Kendimi de çocuğumu da paşalar gibi yaşatacak bir işim var...
Kendi ayakları üzerinde duramayacak bir kadın değilim yani..
Bu evliliğe de mecbur veya muhtaç olduğum için devam etmiyorum...
Eşimi ne yapmış olursa olsun hala sevmeye devam ettiğim için, çocuğum için, herşeyin düzeleceğine dair umudum olduğu için devam ediyorum...
 
Allahım ya tüylerim diken diken oldu....
Bu kadarı da fazla dedirten bir aldatma olayı daha...
Ama kolay kolay hazmedilemeyecek bir durum canım bu yaa...
Kararına tabiki herkes saygı duyar sonuçta senin yuvan ama anlattıklarında eşinin affedilecek bir tarafı kalmadığının en büyük ispatı....
Allah yardımcın olsunn inş.....
 
Bu sitenin aslında oldukça eski ve tanınan üyelerinden biriyim.
Ama sadece bu konuyu yazmak için farklı bir kullanıcı adı kullanmak zorunda hissettim kendimi.
3 yıllık evliyim ve henüz 2,5 aylık dünyalar tatlısı bir oğlum, herkesin gıpta ettiği bir mesleğim, iyi bir kazancım var.
Etrafta parmakla gösterilecek bir güzelliğe sahibim.
Bunları kendimi övmek için söylemiyorum yanlış anlamayın nolur.
Eşimi çooooooook severek evlendim.
Ona olan aşkım her gün daha da artarak büyüdü içimde.
Onu üzmekten, kırmaktan ödüm koptu hep.
Bir kadının kocası için evliliği için yapabileceği her şeyi yaptım bugüne dek hem de fazlasıyla.

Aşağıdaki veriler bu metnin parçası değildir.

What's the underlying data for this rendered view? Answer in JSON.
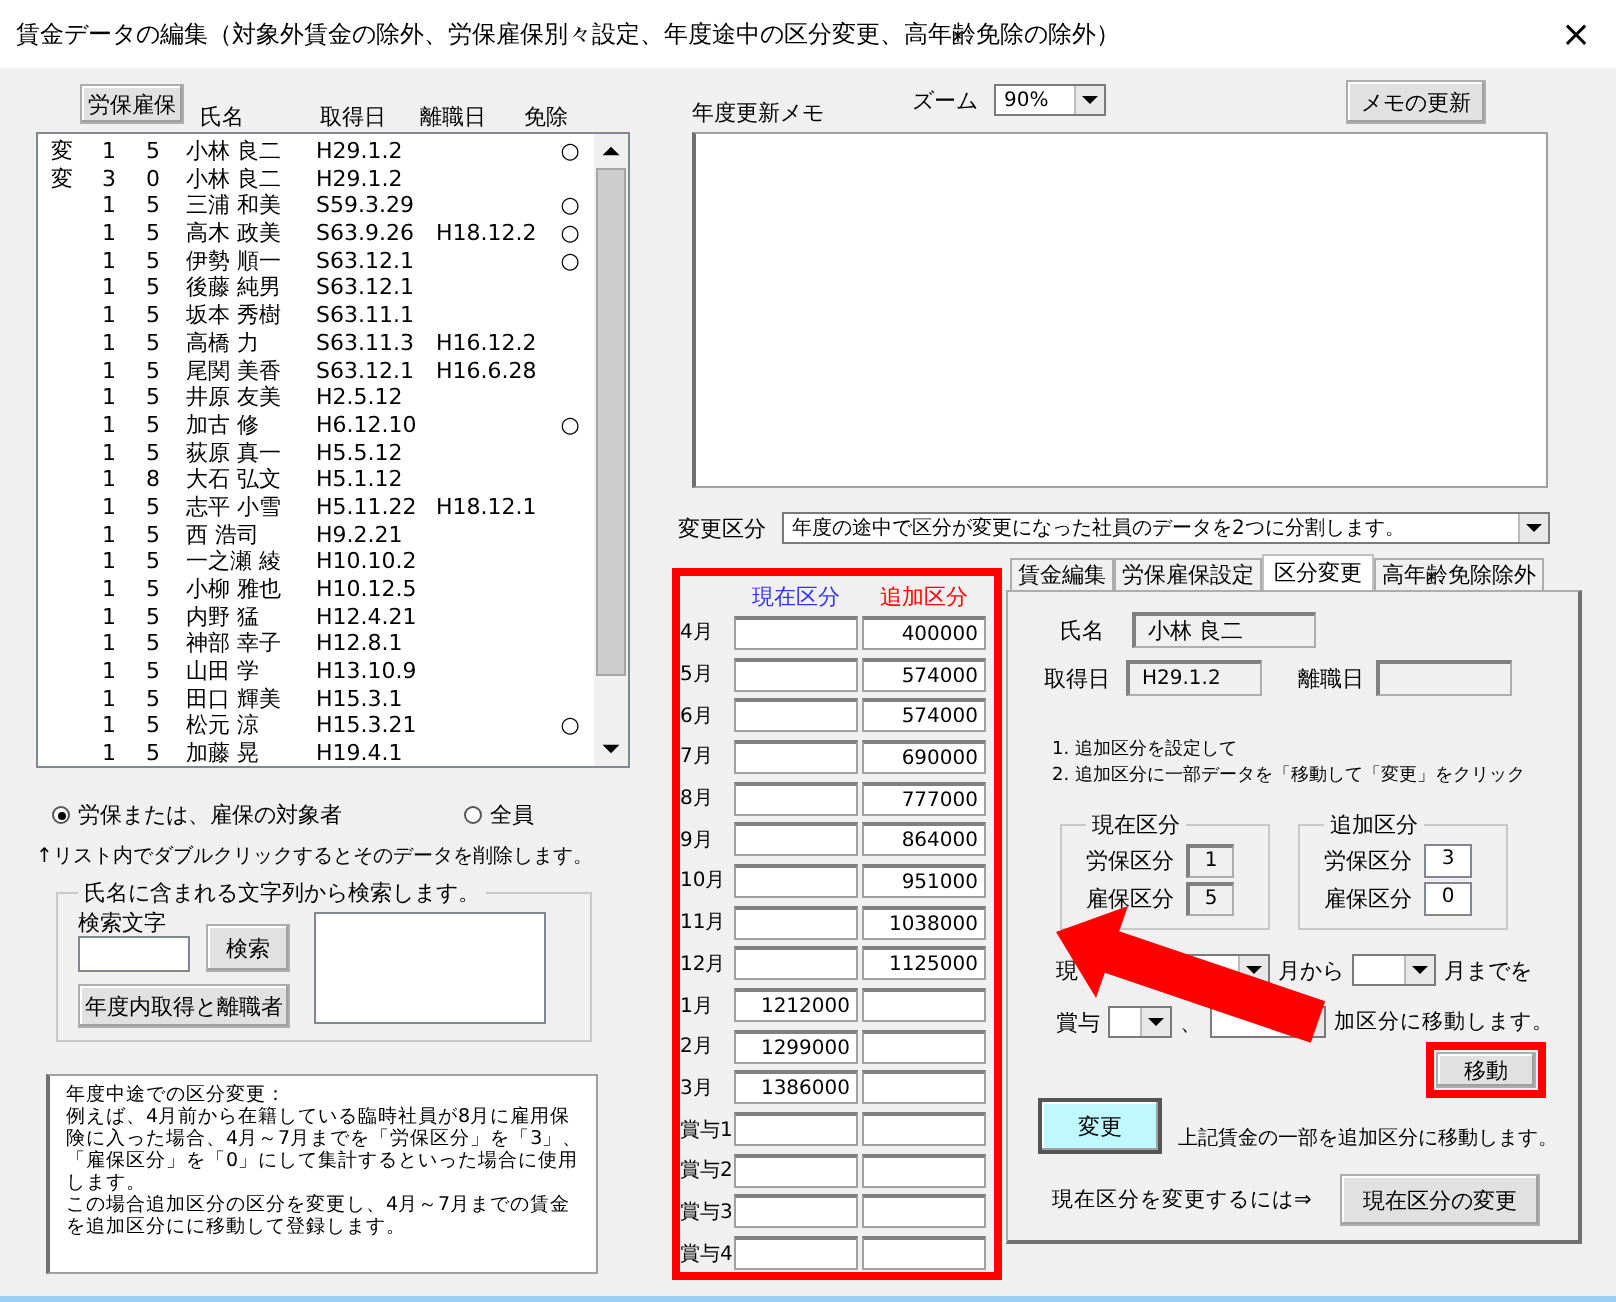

Eşimin ailesi bile sürekli söylerdi, oğlumuz senin gibisini asla bulamazdı, bir günden bir güne üzmedin, hep kıymetini bildin diye.
Sevgimi göstermekten de hiç çekinmedim, gocunmadım, dibine kadar sevdim anlayacağınız.
Hatta sanırım kendi canımdan bile çok sevdim.
O benim bitanemdi, canımın canı, aldığım nefes, içtiğim suydu, her şeyimdi.
Benim kadar değilse de onun da beni sevdiğini sandım hep, belki de sevmişti bir zamanlar.
Ama olmadı.
Son 8-9 aydır eşimde bazı değişiklikler olduğunun farkındaydım.
Eskisi gibi benimle ilgilenmiyor, eve sürekli geç geliyor, arkadaşlarıyla dışarıda gezip tozmayı tercih ediyordu.
Eve erken geldiği zamanlar da yine benimle ilgilenmiyor, bilgisayarın karşısında zaman geçiriyordu.
Üstelik ben 2-3 aylık hamileydim.
Çok kere konuştum, bişeyim yok genel ruh hali dedi hep.
Ama ben bütün hamileliğimi evde tek başıma geçirdim.
Bana hal hatır soran, yanımda olan, ilgilenen, sevgi ve şefkat gösteren kimsem yoktu.
Hamileliğimin son günlerinde dahi eşim dışarılarda geziyor ve işini bahane ediyordu.
Günlerce ağlıyordum konuşuyordum ama fayda etmiyordu.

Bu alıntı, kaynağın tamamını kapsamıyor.